General information
- Type: Ultralight trike
- National origin: United States
- Manufacturer: Mountaineer Trikes
- Status: Production completed, company out of business 1998

= Mountaineer Trikes Mite-Lite =

The Mountaineer Trikes Mite-Lite is a family of American flying wing ultralight trikes that was designed and produced by Mountaineer Trikes. The aircraft were supplied as a kit for amateur construction.

==Design and development==
The Mite-Lite was designed to comply with the US FAR 103 Ultralight Vehicles rules, including the category's maximum empty weight of 254 lb. The Mite-Lite has a standard empty weight of 200 lb. It features a cable-braced hang glider-style high-wing, weight-shift controls, a single-seat, open cockpit, tricycle landing gear and a single engine in pusher configuration.
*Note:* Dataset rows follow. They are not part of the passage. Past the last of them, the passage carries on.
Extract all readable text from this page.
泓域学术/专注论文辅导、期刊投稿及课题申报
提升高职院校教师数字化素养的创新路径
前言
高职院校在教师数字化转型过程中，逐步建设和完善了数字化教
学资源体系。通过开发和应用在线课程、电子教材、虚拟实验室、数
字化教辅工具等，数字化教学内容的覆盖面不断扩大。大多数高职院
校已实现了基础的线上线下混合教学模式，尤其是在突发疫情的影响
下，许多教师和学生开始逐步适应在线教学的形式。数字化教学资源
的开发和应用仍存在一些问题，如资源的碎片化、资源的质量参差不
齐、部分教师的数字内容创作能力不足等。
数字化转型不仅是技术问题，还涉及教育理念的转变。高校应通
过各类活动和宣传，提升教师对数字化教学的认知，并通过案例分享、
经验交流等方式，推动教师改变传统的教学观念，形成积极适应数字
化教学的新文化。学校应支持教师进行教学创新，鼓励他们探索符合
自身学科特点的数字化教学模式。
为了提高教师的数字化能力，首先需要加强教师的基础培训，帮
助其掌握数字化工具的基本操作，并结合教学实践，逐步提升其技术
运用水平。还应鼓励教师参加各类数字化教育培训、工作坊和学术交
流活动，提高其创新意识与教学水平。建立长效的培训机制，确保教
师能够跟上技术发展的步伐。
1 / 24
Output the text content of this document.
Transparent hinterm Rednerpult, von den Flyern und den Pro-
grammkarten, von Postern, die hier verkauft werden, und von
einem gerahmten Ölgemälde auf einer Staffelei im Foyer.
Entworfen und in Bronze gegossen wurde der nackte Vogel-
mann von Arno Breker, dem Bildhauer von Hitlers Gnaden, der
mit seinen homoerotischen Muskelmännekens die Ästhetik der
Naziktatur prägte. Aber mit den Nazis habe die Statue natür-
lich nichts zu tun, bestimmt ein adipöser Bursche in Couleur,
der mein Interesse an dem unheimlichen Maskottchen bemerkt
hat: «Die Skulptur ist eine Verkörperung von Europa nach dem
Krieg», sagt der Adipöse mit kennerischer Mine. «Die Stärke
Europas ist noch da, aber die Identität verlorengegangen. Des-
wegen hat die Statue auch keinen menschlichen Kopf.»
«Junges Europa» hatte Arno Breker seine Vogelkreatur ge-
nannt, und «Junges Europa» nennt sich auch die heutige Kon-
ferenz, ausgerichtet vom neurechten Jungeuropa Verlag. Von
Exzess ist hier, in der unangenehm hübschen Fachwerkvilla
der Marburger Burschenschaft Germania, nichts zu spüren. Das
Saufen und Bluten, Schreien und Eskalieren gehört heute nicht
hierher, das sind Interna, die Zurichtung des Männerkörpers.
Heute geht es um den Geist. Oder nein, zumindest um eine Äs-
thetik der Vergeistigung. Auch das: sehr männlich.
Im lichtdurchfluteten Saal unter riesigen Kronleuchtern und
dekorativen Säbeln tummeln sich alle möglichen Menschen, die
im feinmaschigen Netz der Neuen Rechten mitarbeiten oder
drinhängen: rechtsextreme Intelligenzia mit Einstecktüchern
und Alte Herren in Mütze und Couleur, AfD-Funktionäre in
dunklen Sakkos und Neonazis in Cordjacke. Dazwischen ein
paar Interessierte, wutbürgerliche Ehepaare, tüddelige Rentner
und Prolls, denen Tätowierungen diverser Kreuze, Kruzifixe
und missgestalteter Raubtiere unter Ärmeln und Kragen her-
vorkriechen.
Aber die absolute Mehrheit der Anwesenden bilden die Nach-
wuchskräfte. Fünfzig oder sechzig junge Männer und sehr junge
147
The Mite-Lite is very minimalist lightweight trike, made from bolted-together aluminum tubing, with its single surface wing covered in Dacron sailcloth. Its wing is supported by a single tube-type kingpost and uses an "A" frame control bar. The wing is a large 205 sqft area and is suitable for power-off soaring flight. The aircraft can be disassembled by one person in 45 minutes for ground transportation on a car top or for storage. The factory standard powerplant supplied with the Mite-Lite was the 28 hp Rotax 277 single cylinder, two-stroke aircraft engine.

Production of all models ended when the company went out of business in 1998.

==Variants==
- Mite-Lite
Initial model, 28 hp Rotax 277 engine
- Solo 175
Improved model, 50 hp Rotax 503 engine. 25 reported as flying by 1998.
- Dual 175
A Solo 175 with a second seat fitted, 50 hp Rotax 503 engine. Ten reported flying by 1998.